Beards were in abundance for the Flamin’ Groovies’ return to the LA stage at the Bootleg Theater last weekend, supported by proto-punk idols the Zeros. In terms of age gap, it was as big as they get. About half the audience can’t have been born when this band went kaput around 1980, whle much of the other half looked like they might have been the band members’ parents. But if the Groovies find themselves a little bit out of their time, it’s only natural. They were a little too sixties-garage for mass appeal in the early seventies, when they were making their most memorable records. But what comes across on stage today is timeless, essential rock and roll music.

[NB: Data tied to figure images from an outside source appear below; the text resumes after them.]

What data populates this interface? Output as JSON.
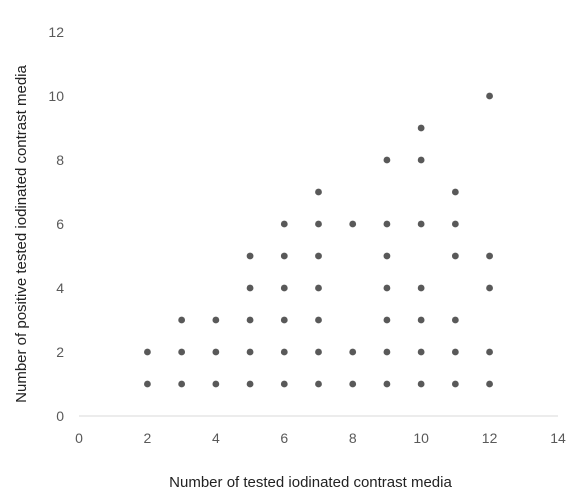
{
  "chart_data": {
    "type": "scatter",
    "title": "",
    "xlabel": "Number of tested iodinated contrast media",
    "ylabel": "Number of positive tested iodinated contrast media",
    "xlim": [
      0,
      14
    ],
    "ylim": [
      0,
      12
    ],
    "x_ticks": [
      0,
      2,
      4,
      6,
      8,
      10,
      12,
      14
    ],
    "y_ticks": [
      0,
      2,
      4,
      6,
      8,
      10,
      12
    ],
    "grid": false,
    "legend": "none",
    "marker_color": "#595959",
    "points": [
      [
        2,
        1
      ],
      [
        2,
        2
      ],
      [
        3,
        1
      ],
      [
        3,
        2
      ],
      [
        3,
        3
      ],
      [
        4,
        1
      ],
      [
        4,
        2
      ],
      [
        4,
        3
      ],
      [
        5,
        1
      ],
      [
        5,
        2
      ],
      [
        5,
        3
      ],
      [
        5,
        4
      ],
      [
        5,
        5
      ],
      [
        6,
        1
      ],
      [
        6,
        2
      ],
      [
        6,
        3
      ],
      [
        6,
        4
      ],
      [
        6,
        5
      ],
      [
        6,
        6
      ],
      [
        7,
        1
      ],
      [
        7,
        2
      ],
      [
        7,
        3
      ],
      [
        7,
        4
      ],
      [
        7,
        5
      ],
      [
        7,
        6
      ],
      [
        7,
        7
      ],
      [
        8,
        1
      ],
      [
        8,
        2
      ],
      [
        8,
        6
      ],
      [
        9,
        1
      ],
      [
        9,
        2
      ],
      [
        9,
        3
      ],
      [
        9,
        4
      ],
      [
        9,
        5
      ],
      [
        9,
        6
      ],
      [
        9,
        8
      ],
      [
        10,
        1
      ],
      [
        10,
        2
      ],
      [
        10,
        3
      ],
      [
        10,
        4
      ],
      [
        10,
        6
      ],
      [
        10,
        8
      ],
      [
        10,
        9
      ],
      [
        11,
        1
      ],
      [
        11,
        2
      ],
      [
        11,
        3
      ],
      [
        11,
        5
      ],
      [
        11,
        6
      ],
      [
        11,
        7
      ],
      [
        12,
        1
      ],
      [
        12,
        2
      ],
      [
        12,
        4
      ],
      [
        12,
        5
      ],
      [
        12,
        10
      ]
    ]
  }
}
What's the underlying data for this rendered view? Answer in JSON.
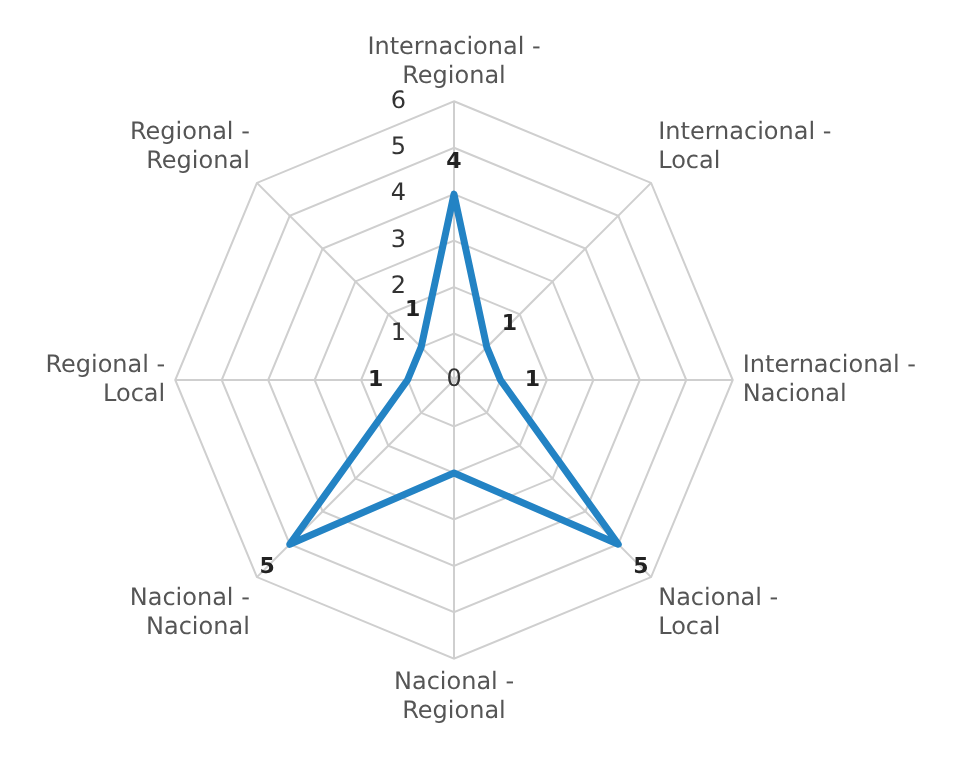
{
  "chart_data": {
    "type": "radar",
    "categories": [
      "Internacional - Regional",
      "Internacional - Local",
      "Internacional - Nacional",
      "Nacional - Local",
      "Nacional - Regional",
      "Nacional - Nacional",
      "Regional - Local",
      "Regional - Regional"
    ],
    "series": [
      {
        "color": "#2383c4",
        "values": [
          4,
          1,
          1,
          5,
          2,
          5,
          1,
          1
        ],
        "value_labels": [
          "4",
          "1",
          "1",
          "5",
          null,
          "5",
          "1",
          "1"
        ]
      }
    ],
    "ylim": [
      0,
      6
    ],
    "yticks": [
      0,
      1,
      2,
      3,
      4,
      5,
      6
    ],
    "grid": true,
    "legend": false,
    "marker": "none"
  }
}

They are the ultimate bar band, and having them in a bar, in our town, is a reason to be happy.
In their Ultimate Bar Band-Ness, they sometimes resemble NRBQ, and oddly enough, just as they were announcing that they were doing an NRBQ song, it occurred to me that I really wanted to hear the Flamin’ Groovies play “I Want You Bad”… and then they did! It was awesome.
In true bar-band tradition, they peppered the set with covers, including the Byrds’ “Feel A Whole Lot Better”, and two Stones numbers, dedicated to “one of our main influences…Mr. Brian Jones!” But no surprise, it was the Groovies own big moments – “Slow Death”, “Shake Some Action” and the show-closing “Teenage Head” – that got heads pounding. One new number was played during the encore, and turned out to be an unexpected highlight of the show, which bodes well for their planned LP next year. Another good sign. the visceral interplay between guitarists Cyril Jordan and Chris Wilson is still there. As far as old-band reunions go, this was in the top tier, one of the ones that I’m happy to have seen.
Full review & photo gallery after the jump.
The Zeros were missing their founding singer/ guitarist Robert Lopez; the audience chuckled when guitarist Javier Escovedo muttered that Lopez “went off and joined a Little Richard cover band”, but it turns out, that’s actually true. Even without him, they sallied forth as a three-piece and pulled off a killer set, all the tracks from their incredible early singles, tapping the source to produce some of the best teenage-angst music ever heard. They were punk before punk, organic garage music from that moment right before anyone realized there was anyone else out there, outside the garage. For half an hour, they took us back to that time, when it was all about Chuck Berry riffs set to amphetamine beats.